Enquanto alguns optaram pela participação em movimentos como o integralismo,

incluindo-se o próprio Abdias do Nascimento (SEMOG e NASCIMENTO, 2006), outros

passaram a militar em grupos de discussão negra, como a FNB, ou ainda no cerne de grupos e

partidos de esquerda, como o PCB, como iria acontecer com Francisco Chaves, o mais velho

entre os guerrilheiros do Araguaia.

O pai de Osvaldão, em Passa Quatro-MG, e o pai de Helenira Resende, em Assis – SP,

também adotariam os ideais e a práxis comunistas (OSVALDÃO, 2014; RIBEIRO, 2007).

Ambos viram a ser influência para a formação política de seus filhos, que também foram

influenciados no que se refere a uma questão cara ao legado deixado pelos movimentos negros

do pós-abolição: a valorização da auto-estima. Nesse sentido, é digno de nota o depoimento de

Maria Rita, sobrinha de Osvaldão, no documentário Osvaldão (2014), sobre o posicionamento

adotado por seu avô na educação dos filhos:

Então ele vinha e disse que as pessoas que moravam ali na região falavam

assim: ‘Zé, porque que você, você quer botar seu filho na escola? Você quer

costume de branco? Preto não precisa estudar’. Meu pai era comunista e

assinava o semanário, né? (FERNANDES et al, 2014).
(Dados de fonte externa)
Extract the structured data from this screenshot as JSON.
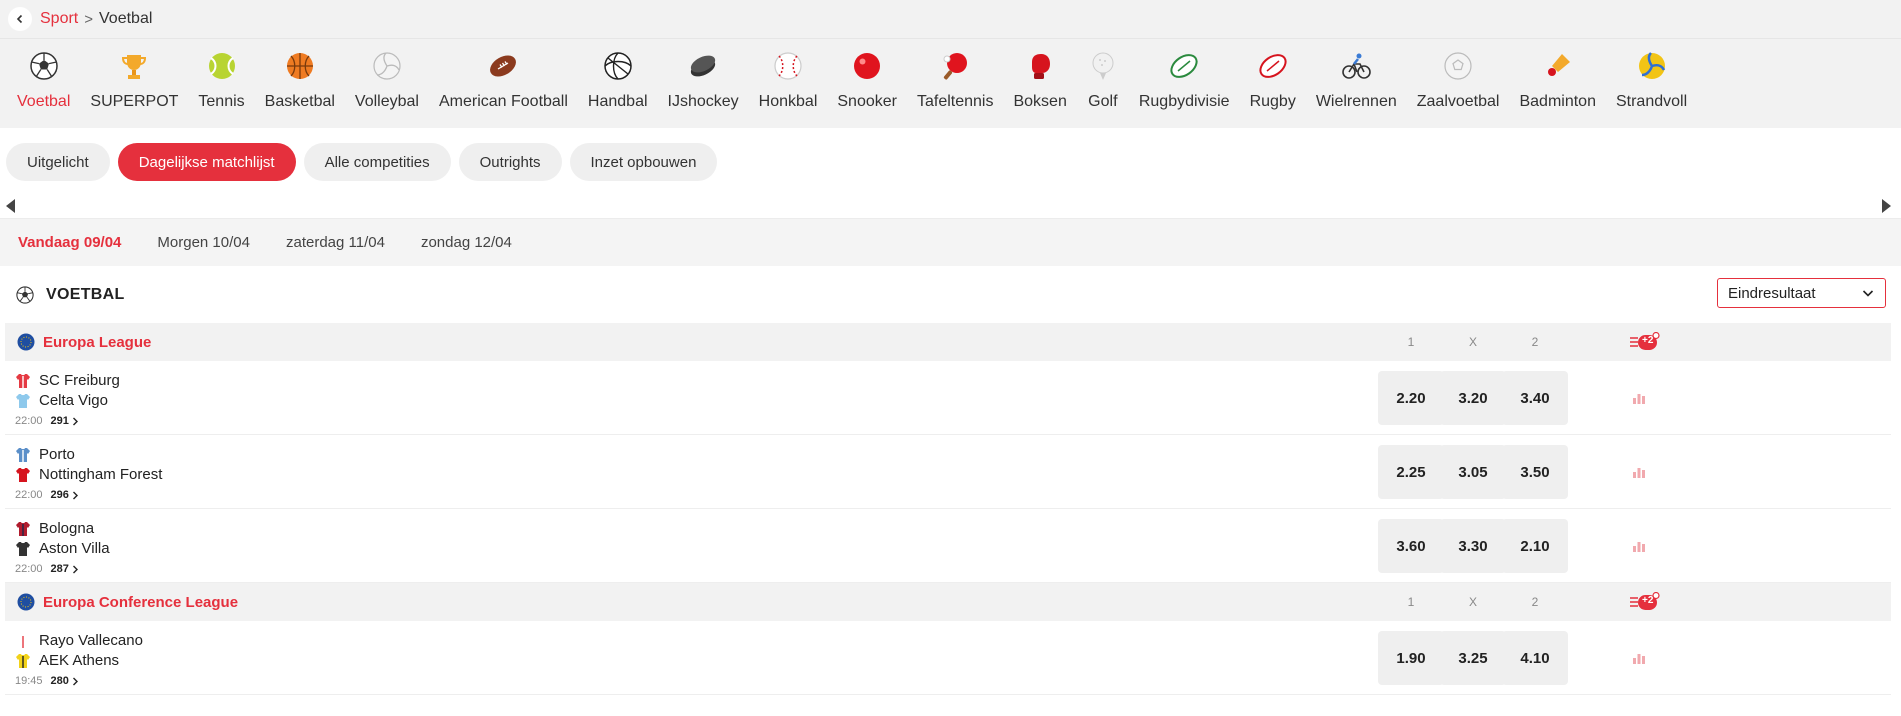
{
  "breadcrumb": {
    "back": "‹",
    "parent": "Sport",
    "separator": ">",
    "current": "Voetbal"
  },
  "sports": [
    {
      "label": "Voetbal",
      "icon": "soccer-ball-icon",
      "active": true
    },
    {
      "label": "SUPERPOT",
      "icon": "trophy-icon"
    },
    {
      "label": "Tennis",
      "icon": "tennis-ball-icon"
    },
    {
      "label": "Basketbal",
      "icon": "basketball-icon"
    },
    {
      "label": "Volleybal",
      "icon": "volleyball-icon"
    },
    {
      "label": "American Football",
      "icon": "american-football-icon"
    },
    {
      "label": "Handbal",
      "icon": "handball-icon"
    },
    {
      "label": "IJshockey",
      "icon": "hockey-puck-icon"
    },
    {
      "label": "Honkbal",
      "icon": "baseball-icon"
    },
    {
      "label": "Snooker",
      "icon": "snooker-ball-icon"
    },
    {
      "label": "Tafeltennis",
      "icon": "table-tennis-icon"
    },
    {
      "label": "Boksen",
      "icon": "boxing-glove-icon"
    },
    {
      "label": "Golf",
      "icon": "golf-ball-icon"
    },
    {
      "label": "Rugbydivisie",
      "icon": "rugby-ball-icon"
    },
    {
      "label": "Rugby",
      "icon": "rugby-ball-icon"
    },
    {
      "label": "Wielrennen",
      "icon": "cyclist-icon"
    },
    {
      "label": "Zaalvoetbal",
      "icon": "futsal-ball-icon"
    },
    {
      "label": "Badminton",
      "icon": "shuttlecock-icon"
    },
    {
      "label": "Strandvoll",
      "icon": "beach-volleyball-icon"
    }
  ],
  "tabs": [
    {
      "label": "Uitgelicht"
    },
    {
      "label": "Dagelijkse matchlijst",
      "active": true
    },
    {
      "label": "Alle competities"
    },
    {
      "label": "Outrights"
    },
    {
      "label": "Inzet opbouwen"
    }
  ],
  "days": [
    {
      "label": "Vandaag 09/04",
      "active": true
    },
    {
      "label": "Morgen 10/04"
    },
    {
      "label": "zaterdag 11/04"
    },
    {
      "label": "zondag 12/04"
    }
  ],
  "section": {
    "title": "VOETBAL",
    "market": "Eindresultaat"
  },
  "leagues": [
    {
      "name": "Europa League",
      "more_badge": "+2",
      "cols": [
        "1",
        "X",
        "2"
      ],
      "matches": [
        {
          "home": "SC Freiburg",
          "away": "Celta Vigo",
          "time": "22:00",
          "markets": "291",
          "odds": [
            "2.20",
            "3.20",
            "3.40"
          ],
          "home_colors": [
            "#e53a43",
            "#ffffff"
          ],
          "away_colors": [
            "#8ec9ec",
            "#8ec9ec"
          ]
        },
        {
          "home": "Porto",
          "away": "Nottingham Forest",
          "time": "22:00",
          "markets": "296",
          "odds": [
            "2.25",
            "3.05",
            "3.50"
          ],
          "home_colors": [
            "#5b8fc9",
            "#ffffff"
          ],
          "away_colors": [
            "#d6141e",
            "#d6141e"
          ]
        },
        {
          "home": "Bologna",
          "away": "Aston Villa",
          "time": "22:00",
          "markets": "287",
          "odds": [
            "3.60",
            "3.30",
            "2.10"
          ],
          "home_colors": [
            "#b01c2e",
            "#1c2a4a"
          ],
          "away_colors": [
            "#333333",
            "#333333"
          ]
        }
      ]
    },
    {
      "name": "Europa Conference League",
      "more_badge": "+2",
      "cols": [
        "1",
        "X",
        "2"
      ],
      "matches": [
        {
          "home": "Rayo Vallecano",
          "away": "AEK Athens",
          "time": "19:45",
          "markets": "280",
          "odds": [
            "1.90",
            "3.25",
            "4.10"
          ],
          "home_colors": [
            "#ffffff",
            "#e53a43"
          ],
          "away_colors": [
            "#f2d21a",
            "#222222"
          ]
        }
      ]
    }
  ]
}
Em 2007, Alberti e Pereira produziram obra com depoimentos de militantes que atuam

no movimento negro entre 1970-80, intitulada Histórias do movimento negro no Brasil:

Depoimentos ao CPDOC. Num dos capítulos, Política no Brasil, é abordada a participação

desses militantes em grupos de esquerda e experiências quanto a repressão política no período

ditatorial. Alguns apresentam trajetória próxima a dos militantes do PCdoB que viriam para o

Araguaia. Por isso, as rememorações sobre suas trajetórias, lidas em cruzamento com as

experiências daqueles outros militantes, contribuem para melhor delinearem as condições de

possibilidade que marcaram a época. Num dos depoimentos, por exemplo, João Francisco dos

Santos narra elementos de sua história que se assemelham a dos militantes do PCdoB:

A primeira vez que fui ao Rio de Janeiro foi pelo movimento estudantil. Fiquei

hospedado lá na União Nacional dos Estudantes, porque eu era do movimento

secundarista aqui do Maranhão. Devia ter uns 20 anos no máximo, por volta

de 1956. Depois me meti na política e vi tanta gente, participei de tanta coisa...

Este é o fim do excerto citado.